As a consequence of these observations, the possible DNA structural alterations induced by malten have been investigated by cell-free studies. We showed that malten exposure induces the formation of DNA molecules with strongly impaired electrophoretic mobility.

In addition, we showed that treatments of DNA with compounds that are part of the malten molecule did not show any DNA modification, indicating that changes in the electrophoretic properties of DNA are a peculiar feature of the malten molecule.

Interestingly, a similar interference with DNA electrophoretic mobility has been already described for some DNA alkylating compounds (Pereira et al, 1998; David-Cordonnier et al, 2002; Novakova et al, 2009) and has been associated with the formation of a DNA matrix of high molecular weight, which results from the interhelical crosslinking of multiple DNA molecules.

In linking cell-free assays with cellular response, it is extremely important to note that genomic DNA, extracted from malten-treated U937 cells, shows a dose-dependent reduction in its electrophoretic mobility. This finding suggests that the DNA-modifying function of malten could also occur in a cellular context.

Moreover, we accumulated further experimental observations suggesting that malten could trigger complex DNA structural modifications. The first indication is represented by the ability of malten to reduce the number of plasmid DNA available for amplification and thus decrease the efficiency of PCR assay (Figure 6, upper panel). Surprisingly, when amplicon length was increased (doubling the amplicon length from 121 to 622 bp), the number of amplifiable sequences decreases exponentially after incubation with malten (Figure 6E, upper panel).

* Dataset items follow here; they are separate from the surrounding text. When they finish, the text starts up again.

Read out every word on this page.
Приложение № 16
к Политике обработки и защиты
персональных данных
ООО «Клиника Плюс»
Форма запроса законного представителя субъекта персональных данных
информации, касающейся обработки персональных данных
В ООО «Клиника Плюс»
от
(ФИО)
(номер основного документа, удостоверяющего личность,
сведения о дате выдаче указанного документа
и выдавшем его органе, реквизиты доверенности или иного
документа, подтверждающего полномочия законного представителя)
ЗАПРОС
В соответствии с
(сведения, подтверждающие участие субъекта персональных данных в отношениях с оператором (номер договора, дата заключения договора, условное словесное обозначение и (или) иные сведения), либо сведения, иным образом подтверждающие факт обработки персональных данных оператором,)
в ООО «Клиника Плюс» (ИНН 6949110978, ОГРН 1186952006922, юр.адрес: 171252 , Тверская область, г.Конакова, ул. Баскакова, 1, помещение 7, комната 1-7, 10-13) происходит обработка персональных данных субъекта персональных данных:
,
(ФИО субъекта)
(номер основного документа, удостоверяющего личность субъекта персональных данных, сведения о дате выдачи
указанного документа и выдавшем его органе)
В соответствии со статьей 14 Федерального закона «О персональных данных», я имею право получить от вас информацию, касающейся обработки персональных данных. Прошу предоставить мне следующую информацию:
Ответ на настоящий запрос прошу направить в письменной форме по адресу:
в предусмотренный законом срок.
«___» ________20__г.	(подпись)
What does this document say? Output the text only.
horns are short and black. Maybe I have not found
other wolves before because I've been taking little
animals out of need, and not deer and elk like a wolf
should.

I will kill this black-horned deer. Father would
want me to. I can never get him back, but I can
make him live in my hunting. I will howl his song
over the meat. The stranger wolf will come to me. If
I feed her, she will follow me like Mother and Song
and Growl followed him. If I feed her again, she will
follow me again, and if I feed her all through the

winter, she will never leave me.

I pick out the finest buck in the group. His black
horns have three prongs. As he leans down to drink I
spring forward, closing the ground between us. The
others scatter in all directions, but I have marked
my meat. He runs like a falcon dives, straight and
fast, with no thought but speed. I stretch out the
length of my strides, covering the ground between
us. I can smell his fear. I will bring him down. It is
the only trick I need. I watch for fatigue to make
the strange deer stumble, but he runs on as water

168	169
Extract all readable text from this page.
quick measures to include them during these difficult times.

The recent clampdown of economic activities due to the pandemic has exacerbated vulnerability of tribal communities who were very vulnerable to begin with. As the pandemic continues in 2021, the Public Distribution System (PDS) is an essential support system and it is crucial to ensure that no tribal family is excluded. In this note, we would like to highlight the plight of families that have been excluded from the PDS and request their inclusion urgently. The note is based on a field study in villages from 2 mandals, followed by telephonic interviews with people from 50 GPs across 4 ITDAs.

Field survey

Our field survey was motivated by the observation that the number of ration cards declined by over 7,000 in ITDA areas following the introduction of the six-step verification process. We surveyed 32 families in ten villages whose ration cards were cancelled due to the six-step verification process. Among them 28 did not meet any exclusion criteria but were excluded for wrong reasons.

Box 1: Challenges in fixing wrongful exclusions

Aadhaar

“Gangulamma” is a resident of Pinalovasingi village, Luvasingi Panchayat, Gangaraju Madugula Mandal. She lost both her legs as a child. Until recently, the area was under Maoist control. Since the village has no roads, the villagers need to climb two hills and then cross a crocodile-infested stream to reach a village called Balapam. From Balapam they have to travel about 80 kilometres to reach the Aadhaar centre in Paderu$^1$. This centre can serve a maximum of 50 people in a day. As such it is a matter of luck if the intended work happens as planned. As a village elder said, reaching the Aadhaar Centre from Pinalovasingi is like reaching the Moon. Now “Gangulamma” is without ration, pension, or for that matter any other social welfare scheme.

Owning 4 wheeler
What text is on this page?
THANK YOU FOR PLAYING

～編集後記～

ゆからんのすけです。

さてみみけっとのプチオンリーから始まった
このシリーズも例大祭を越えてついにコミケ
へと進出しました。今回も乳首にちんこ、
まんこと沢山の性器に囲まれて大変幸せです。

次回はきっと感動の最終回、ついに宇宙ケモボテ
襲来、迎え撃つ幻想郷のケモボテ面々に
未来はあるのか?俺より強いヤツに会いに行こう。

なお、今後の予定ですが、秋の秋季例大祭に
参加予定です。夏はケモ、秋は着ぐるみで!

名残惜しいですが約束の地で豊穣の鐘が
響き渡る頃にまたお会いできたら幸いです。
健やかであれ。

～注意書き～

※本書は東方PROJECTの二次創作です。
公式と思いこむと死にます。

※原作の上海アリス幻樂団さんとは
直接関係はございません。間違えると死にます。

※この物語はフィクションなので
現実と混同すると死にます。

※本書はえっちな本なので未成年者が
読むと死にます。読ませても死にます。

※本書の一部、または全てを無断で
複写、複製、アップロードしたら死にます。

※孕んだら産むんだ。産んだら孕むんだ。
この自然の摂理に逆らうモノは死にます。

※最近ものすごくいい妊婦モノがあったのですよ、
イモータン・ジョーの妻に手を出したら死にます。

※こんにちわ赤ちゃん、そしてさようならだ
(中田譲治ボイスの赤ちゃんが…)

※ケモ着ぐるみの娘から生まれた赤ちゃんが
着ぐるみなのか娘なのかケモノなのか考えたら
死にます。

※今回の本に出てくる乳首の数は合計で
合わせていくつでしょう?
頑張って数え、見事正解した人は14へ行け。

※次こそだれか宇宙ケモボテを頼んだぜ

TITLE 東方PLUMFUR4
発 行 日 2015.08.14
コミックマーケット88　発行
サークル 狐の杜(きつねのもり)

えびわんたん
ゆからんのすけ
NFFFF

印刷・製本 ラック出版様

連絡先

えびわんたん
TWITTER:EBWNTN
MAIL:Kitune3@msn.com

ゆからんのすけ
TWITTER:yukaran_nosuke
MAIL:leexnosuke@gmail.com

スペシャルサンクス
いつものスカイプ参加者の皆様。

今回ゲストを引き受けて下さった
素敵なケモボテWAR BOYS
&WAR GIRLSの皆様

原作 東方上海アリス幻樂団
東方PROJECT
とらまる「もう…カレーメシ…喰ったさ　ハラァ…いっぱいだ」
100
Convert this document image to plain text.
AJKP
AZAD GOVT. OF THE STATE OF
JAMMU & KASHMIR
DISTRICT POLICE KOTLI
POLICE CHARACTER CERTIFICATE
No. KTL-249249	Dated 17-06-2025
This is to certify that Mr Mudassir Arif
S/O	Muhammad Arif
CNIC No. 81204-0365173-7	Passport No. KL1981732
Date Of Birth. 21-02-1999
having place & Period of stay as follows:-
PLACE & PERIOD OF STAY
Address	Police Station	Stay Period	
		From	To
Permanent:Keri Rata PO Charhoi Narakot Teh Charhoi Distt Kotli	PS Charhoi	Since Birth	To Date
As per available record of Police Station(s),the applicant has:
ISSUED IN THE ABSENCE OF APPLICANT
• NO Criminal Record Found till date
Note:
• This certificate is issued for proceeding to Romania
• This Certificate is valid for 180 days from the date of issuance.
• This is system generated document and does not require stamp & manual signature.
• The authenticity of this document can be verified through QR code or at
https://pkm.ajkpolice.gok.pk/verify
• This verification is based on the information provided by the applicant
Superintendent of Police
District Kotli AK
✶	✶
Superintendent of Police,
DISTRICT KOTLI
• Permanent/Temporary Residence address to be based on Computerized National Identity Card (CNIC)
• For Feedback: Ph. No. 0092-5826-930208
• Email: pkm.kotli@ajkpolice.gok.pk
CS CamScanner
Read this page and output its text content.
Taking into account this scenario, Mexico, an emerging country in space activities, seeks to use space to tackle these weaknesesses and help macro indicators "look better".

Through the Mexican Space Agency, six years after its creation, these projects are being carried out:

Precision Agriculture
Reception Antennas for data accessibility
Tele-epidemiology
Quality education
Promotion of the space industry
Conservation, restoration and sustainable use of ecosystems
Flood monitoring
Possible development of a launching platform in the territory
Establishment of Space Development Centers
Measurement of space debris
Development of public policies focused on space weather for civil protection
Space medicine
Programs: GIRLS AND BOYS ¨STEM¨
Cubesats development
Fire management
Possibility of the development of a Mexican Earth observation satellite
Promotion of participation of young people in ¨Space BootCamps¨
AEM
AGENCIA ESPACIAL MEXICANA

In our opinion, these results are of great interest, especially considering the fact that the same assay shows a different behaviour if applied to plasmids exposed to CDDP. In fact, we reproduced a CDDP-dependent PCR inhibition similar to that observed by malten, considering the 121 bp amplicon (loss of amplificability of around seven- to eight-fold; Figure 6E, lower panel – see Supplementary Figure S3 for treatment of CDDP at the same concentration of malten). From this, we monitored a proportional decrease in PCR efficiency as the amplicon was progressively increased in length: CDDP modifies the single DNA molecules and is not able to generate intermolecular crosslinking (different DNA molecules covalently bound); thus, PCR inhibition is expected to be proportional to the increase in amplicon length. The observed exponential decreased amplificability of DNA induced by malten suggests the induction of DNA structural alterations at a higher level of complexity.

These observations, together with the evidence that malten-modified plasmid DNA is resistant to fragmentation by both sonication (Figure 6E) and nuclease digestion (see Supplementary Figure S4), whereas CDDP-treated DNA is fragmentable, strongly sustain the idea that malten could induce the formation of covalently bound DNA structures.

However, at this stage, other activities, such as the induction of ROS-mediated DNA damage already reported for higher doses of maltol with respect to those tested in our study (Murakami et al, 2006a, 2006b), cannot be completely excluded as part of the malten mechanism of action.

Although more studies will be necessary to completely understand the activity of malten, and the precise mechanism of action, we believe that this compound can be considered as an interesting molecular scaffold, worthy of further investigation, with the aim of developing new potential anticancer agents.